1.3k views Asked by At

Let's say I have some dataframe df with continuous and categorical data. Now I'd like to make a parallel-coordinate plot in plotly that contains both types of coordinates. Is it possible to combine these into one plot such that each datapoint line goes through all axes?

In the documentation I did find go.Parcoords and go.Parcats that treat these separately, but I didn't find a way to combine them.
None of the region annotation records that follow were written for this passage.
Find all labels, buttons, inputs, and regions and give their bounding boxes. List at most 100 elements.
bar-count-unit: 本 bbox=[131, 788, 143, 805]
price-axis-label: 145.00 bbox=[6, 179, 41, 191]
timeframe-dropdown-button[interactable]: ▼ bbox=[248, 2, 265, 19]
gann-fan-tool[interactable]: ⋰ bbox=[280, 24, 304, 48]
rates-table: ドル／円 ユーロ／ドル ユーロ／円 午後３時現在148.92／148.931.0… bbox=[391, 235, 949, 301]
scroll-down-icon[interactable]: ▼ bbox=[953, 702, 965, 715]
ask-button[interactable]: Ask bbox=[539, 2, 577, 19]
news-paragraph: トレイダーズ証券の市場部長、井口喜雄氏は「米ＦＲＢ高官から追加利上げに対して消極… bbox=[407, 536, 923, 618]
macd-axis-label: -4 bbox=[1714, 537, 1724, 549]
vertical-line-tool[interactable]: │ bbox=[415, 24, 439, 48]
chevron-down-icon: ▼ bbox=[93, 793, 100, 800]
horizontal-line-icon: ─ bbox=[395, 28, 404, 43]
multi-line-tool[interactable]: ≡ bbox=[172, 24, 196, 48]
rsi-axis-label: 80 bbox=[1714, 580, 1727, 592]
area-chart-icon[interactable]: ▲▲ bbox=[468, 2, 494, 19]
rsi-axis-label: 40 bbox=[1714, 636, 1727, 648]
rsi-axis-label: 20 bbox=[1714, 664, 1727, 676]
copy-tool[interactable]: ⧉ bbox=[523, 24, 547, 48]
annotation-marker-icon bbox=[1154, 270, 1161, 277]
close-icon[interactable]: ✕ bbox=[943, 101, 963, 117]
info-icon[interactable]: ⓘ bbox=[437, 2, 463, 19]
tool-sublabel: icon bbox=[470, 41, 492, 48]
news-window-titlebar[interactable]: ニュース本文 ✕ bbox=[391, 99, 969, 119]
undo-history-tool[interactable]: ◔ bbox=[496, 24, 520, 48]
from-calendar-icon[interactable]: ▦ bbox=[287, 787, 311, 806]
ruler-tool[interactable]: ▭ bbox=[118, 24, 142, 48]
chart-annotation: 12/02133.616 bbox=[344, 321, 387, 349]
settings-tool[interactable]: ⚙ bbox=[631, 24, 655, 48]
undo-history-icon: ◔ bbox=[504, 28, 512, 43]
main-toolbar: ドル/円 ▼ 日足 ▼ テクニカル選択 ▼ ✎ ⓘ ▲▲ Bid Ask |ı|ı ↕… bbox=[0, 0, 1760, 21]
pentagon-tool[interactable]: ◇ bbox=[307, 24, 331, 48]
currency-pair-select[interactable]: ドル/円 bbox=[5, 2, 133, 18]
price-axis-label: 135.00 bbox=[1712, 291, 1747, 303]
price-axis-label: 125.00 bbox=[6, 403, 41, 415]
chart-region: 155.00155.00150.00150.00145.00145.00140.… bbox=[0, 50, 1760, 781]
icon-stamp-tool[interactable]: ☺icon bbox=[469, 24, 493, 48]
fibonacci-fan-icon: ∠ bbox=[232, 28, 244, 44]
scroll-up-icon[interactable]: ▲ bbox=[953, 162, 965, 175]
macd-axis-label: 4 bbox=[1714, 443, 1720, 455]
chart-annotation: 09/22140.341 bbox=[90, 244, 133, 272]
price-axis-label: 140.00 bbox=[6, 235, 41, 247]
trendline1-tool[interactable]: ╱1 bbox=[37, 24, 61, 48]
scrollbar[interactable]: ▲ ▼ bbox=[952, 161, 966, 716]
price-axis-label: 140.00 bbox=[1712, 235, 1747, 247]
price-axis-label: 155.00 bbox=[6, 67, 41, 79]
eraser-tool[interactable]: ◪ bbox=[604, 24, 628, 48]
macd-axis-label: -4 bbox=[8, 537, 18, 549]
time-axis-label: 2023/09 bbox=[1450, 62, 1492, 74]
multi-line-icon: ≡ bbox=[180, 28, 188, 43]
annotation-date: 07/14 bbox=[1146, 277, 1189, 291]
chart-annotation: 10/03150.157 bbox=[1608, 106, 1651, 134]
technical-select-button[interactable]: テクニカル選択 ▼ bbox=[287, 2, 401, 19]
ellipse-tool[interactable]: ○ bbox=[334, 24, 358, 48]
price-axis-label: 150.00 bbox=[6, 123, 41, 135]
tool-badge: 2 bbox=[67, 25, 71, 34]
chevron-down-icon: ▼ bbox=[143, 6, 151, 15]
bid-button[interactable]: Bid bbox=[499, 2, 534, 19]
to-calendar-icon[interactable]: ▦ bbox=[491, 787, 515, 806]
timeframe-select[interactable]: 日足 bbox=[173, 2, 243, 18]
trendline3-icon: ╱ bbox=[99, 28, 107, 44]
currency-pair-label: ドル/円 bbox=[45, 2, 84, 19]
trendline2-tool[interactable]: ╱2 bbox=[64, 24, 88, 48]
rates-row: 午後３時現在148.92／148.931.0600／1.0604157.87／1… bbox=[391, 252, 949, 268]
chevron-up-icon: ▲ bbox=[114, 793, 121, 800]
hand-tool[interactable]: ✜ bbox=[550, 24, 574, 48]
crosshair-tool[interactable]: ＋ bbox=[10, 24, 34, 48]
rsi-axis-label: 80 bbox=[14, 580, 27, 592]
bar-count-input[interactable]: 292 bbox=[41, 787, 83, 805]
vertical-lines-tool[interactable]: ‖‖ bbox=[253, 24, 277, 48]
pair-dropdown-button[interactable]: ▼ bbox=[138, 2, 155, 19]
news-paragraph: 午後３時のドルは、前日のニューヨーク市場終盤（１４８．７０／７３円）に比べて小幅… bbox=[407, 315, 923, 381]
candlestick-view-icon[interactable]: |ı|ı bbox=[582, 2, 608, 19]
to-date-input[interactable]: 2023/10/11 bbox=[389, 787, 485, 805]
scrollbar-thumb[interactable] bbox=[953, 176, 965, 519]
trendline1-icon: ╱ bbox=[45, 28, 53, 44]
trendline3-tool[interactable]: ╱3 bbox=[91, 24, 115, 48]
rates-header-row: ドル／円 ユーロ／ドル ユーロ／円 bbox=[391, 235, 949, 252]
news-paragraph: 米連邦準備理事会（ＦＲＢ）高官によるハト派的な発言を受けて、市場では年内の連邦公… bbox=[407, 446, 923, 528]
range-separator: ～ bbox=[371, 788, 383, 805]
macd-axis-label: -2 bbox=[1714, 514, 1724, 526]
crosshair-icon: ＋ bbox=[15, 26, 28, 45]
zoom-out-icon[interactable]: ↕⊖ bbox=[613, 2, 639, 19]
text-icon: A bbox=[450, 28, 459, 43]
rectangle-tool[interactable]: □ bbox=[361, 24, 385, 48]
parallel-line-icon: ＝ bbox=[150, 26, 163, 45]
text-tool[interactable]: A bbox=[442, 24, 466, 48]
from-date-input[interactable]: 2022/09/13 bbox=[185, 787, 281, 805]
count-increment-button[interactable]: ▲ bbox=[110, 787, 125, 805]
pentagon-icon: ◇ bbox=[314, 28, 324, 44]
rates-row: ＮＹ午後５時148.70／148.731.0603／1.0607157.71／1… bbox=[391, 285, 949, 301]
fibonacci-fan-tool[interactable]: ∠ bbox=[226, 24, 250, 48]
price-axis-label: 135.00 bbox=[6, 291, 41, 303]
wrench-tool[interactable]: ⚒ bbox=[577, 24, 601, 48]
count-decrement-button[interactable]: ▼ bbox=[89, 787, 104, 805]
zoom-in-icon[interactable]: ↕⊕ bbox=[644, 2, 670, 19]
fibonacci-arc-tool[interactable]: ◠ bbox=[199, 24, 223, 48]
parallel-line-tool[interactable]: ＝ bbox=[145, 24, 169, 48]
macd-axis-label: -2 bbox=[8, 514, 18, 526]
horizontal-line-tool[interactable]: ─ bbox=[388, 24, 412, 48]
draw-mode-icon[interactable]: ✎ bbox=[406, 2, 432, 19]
This is my minimal example:

import pandas as pd
import plotly.graph_objs as go
df = pd.DataFrame()
# continuous data
df['x1'] = [1,2,3,4]
df['x2'] = [9,8,7,6]
# categorical data
df['x3'] = ['a', 'b', 'b', 'c']
df['x4'] = ['A', 'B', 'C', 'C']
col_list = [dict(range=(df[col].min(), df[col].max()),
                 label=col,
                 values=df[col])
            for col in df.keys()
            #if col not in ['x3', 'x4']  # only works if we exclude these (uncomment to run)
            ]
fig = go.Figure(data=go.Parcoords(dimensions=col_list))
fig.show()
1

There are 1 answers

0
flawr On BEST ANSWER

Here is a solution based on customizing the tick names (ticktext). First we replace each categorical value with an integer, and then we define our custom ticks with the corresponding categorical value as a string:

import pandas as pd
import plotly.graph_objs as go
df = pd.DataFrame()
df['x1'] = [1,2,3,4]
df['x2'] = [9,8,7,6]
df['x3'] = ['a', 'b', 'b', 'c']
df['x4'] = ['A', 'B', 'C', 'C']
keys = df.keys()
categorical_columns = ['x3', 'x4']
col_list = []

for col in df.keys():
    if col in categorical_columns:  # categorical columns
        values = df[col].unique()
        value2dummy = dict(zip(values, range(len(values))))  # works if values are strings, otherwise we probably need to convert them
        df[col] = [value2dummy[v] for v in df[col]]
        col_dict = dict(
            label=col,
            tickvals=list(value2dummy.values()),
            ticktext=list(value2dummy.keys()),
            values=df[col],
        )
    else:  # continuous columns
        col_dict = dict(
            range=(df[col].min(), df[col].max()),
            label=col,
            values=df[col],
        )
    col_list.append(col_dict)
fig = go.Figure(data=go.Parcoords(dimensions=col_list))
fig.show()